Son surcot d’une blancheur éclatante rougeoyait à la lueur vacillante des flammes, lui donnant une allure très ecclésiastique. Il fit précéder son interrogatoire par une interminable prière. Puis il se mit à la tâche.

Djarian répondait aux questions d’une voix sépulcrale, hargneuse, mais Bévier ne paraissait pas remarquer son hostilité. Il affectait une courtoisie exquise, presque tatillonne, soulignée par le fait qu’il portait des mitaines de laine comme un rond-de-cuir. Il se penchait souvent en avant pour reformuler une question qu’il avait déjà posée et souligner triomphalement une contradiction dans les réponses du prisonnier.

Djarian ne sortit de sa réserve que pour vilipender Zalasta et Cyrgon qui l’avaient abandonné là, sur ce champ de bataille hostile.

— Sacré Bévier, murmura Kalten à l’oreille d’Émouchet. J’ai l’impression d’entendre parler un tabellion.

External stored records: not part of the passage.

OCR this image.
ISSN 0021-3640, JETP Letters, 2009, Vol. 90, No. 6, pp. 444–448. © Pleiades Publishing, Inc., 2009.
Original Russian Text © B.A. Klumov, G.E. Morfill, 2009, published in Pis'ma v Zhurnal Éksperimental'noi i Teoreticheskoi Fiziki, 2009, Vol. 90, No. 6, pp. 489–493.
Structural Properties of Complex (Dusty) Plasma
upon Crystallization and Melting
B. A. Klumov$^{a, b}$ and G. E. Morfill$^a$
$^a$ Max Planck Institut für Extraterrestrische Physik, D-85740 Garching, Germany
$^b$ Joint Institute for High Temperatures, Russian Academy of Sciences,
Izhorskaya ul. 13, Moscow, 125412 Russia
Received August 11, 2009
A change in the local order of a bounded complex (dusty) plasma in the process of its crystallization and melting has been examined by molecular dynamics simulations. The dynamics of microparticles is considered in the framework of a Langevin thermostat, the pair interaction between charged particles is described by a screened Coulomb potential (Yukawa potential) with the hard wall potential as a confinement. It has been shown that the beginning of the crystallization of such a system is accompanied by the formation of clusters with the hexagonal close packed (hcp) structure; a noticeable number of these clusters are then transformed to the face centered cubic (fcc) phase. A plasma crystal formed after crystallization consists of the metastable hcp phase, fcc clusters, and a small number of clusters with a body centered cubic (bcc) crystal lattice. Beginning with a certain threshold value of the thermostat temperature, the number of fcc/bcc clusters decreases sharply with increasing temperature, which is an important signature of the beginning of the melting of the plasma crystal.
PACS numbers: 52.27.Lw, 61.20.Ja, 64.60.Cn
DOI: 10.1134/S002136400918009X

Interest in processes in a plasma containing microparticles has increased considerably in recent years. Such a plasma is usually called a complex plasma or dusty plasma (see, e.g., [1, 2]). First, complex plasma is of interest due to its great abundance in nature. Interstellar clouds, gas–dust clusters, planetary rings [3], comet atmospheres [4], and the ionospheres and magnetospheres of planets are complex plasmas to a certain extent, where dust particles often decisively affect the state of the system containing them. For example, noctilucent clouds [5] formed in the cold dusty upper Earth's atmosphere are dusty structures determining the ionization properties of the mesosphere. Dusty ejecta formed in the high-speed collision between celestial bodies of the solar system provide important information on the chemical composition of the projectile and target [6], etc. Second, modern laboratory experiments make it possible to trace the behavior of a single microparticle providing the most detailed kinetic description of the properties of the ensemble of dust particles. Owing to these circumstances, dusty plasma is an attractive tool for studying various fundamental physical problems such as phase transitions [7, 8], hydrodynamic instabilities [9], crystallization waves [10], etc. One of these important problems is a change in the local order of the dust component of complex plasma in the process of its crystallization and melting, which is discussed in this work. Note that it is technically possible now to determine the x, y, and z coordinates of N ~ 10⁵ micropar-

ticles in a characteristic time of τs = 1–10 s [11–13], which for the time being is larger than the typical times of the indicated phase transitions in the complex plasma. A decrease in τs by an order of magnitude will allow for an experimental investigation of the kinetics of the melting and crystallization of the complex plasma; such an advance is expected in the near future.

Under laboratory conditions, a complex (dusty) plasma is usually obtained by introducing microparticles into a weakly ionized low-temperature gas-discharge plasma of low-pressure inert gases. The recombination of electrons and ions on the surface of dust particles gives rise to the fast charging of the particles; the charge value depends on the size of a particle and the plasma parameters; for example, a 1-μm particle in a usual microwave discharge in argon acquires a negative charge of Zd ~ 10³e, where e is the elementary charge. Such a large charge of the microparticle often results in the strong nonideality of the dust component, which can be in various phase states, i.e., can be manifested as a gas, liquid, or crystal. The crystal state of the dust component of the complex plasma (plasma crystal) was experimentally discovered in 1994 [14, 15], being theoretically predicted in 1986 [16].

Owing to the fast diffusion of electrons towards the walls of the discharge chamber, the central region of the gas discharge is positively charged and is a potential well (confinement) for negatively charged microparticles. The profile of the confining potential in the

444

— Il le fait exprès. Les hommes de loi aiment piéger les gens par leurs questions, et Djarian le sait. Bévier l’oblige à penser très fort aux choses qu’il est censé nous cacher, et c’est tout ce dont Xanetia a besoin. Décidément, nous avions sous-estimé notre Bévier.

— C’est toutes ces prières, répondit doctement Kalten. On a du mal à prendre au sérieux un homme qui passe son temps en dévotions.

— Nous sommes des chevaliers de l’Église, Kalten, des membres d’un ordre religieux.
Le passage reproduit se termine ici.